THE BIRTH OF SURREALISM
Andre Brenton in the 1920's was a Parisian whom began a collective that engaged in “automated writing,” where the penman would write out all conscious thoughts without taking a break. These pieces were later published and became known as the first formal Surrealist publications in Brenton’s La Révolution surréaliste. The writings were more interested in the subconscious mind and its exploits of the conscious mind, rather than the focus on what was actually written. The beginnings of surrealism are traced back to a focus on philosophical interpretation of the creative mind, and this carried through to the most contemporary pieces of surrealistic art as well. Once the conventional characteristics of a movement were formed out of this “automated writing,” Brenton created the Surrealist Manifesto, published in 1924.
The key point of the manifesto was that ordinary objects and depicted expressions are important, but it is truly the imaginative arrangement that creates art. Brenton points to juxtaposition as a key element of the surrealistic movement, as it allows the curator to bring two seemingly different objects together to form one coherent imaginative piece. Brenton describes that the more distant the two objects are the more sound and powerful the end image will be. Brenton also describes that the juxtaposition does not have to be within two images in a single frame or canvas, but it can also be an ironic gesture, as seen in the Pipe picture (top of the post).
FROM THE WRITTEN WORD TO VISUAL ART
The beginning of surrealism is largely constructed by the written word; however with the publication of La Révolution surréaliste over a period of five years, images became the main-still in the publication. Some of the first accounts of imagery included are photographs by Eugene Atget. While Atget was photographing the streets of Paris in the early twentieth century, his images were the foundation for all painting and photography of the surrealistic tradition to come.
The earliest published paintings for the surrealists came from people such as Man Ray, an American who spent much of his life in Paris, and characterized his paintings with characters without faces.

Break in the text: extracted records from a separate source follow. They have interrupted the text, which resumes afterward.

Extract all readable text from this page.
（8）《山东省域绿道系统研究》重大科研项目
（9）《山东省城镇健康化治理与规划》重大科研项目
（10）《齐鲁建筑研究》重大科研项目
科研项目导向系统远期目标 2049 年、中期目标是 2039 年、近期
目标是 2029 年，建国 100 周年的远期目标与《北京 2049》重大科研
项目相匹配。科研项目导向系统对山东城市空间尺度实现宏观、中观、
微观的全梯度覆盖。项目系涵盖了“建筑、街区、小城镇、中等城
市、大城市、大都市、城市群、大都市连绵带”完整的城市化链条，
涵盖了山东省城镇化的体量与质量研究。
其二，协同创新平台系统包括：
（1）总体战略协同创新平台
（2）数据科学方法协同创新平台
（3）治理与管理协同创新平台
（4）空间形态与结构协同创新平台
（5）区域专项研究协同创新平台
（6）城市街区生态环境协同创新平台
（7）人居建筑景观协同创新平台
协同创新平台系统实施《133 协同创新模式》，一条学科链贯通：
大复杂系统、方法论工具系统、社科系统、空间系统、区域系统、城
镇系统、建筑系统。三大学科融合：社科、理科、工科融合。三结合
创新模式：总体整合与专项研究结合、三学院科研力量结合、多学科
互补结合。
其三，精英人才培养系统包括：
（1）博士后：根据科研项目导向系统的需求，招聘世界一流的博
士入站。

This simple touch to his paintings became a large scale movement within itself; however, it is a simple characteristic of the surreal itself in that it leaves identify open to the imagination and the subject portrayed could be anyone indeed.
THE GOLDEN AGE OF SURREALISM
The 1930's offered a time of popularity among the arts, specifically the showcasing of surrealist work. The 1930's saw more exhibits of surreal artwork than any decade since and produced the groundwork for how art would be showed in contemporary times. The obvious popularity of the 1930's was a result of Salvador Dali’s success as well as many of his contemporaries. Dali created surrealistic paintings where his imagination roamed larger than most any other artist of the time. Images such as the “Christ of Saint John at the Cross” as well as “Shirley Temple, The Youngest, Most Sacred Monster of the Cinema in Her Time” provide the underlying political and social discourses in a chaotic or disoriented vision of juxtaposition that offers the object to be expressed in terms other than the usual.
The 1930's also saw an increase in artistic organizations that catered specifically to surrealism as well as more publications to present the work of surrealism’s most prominent as well as up and coming artists. As the art has been mass produced, the theory and roots of the underylying, organic concepts have been lost. It is my hope that through my research I can show how Laughlin created a distinctive surrealism in his photography through his upbringing and perception of the South.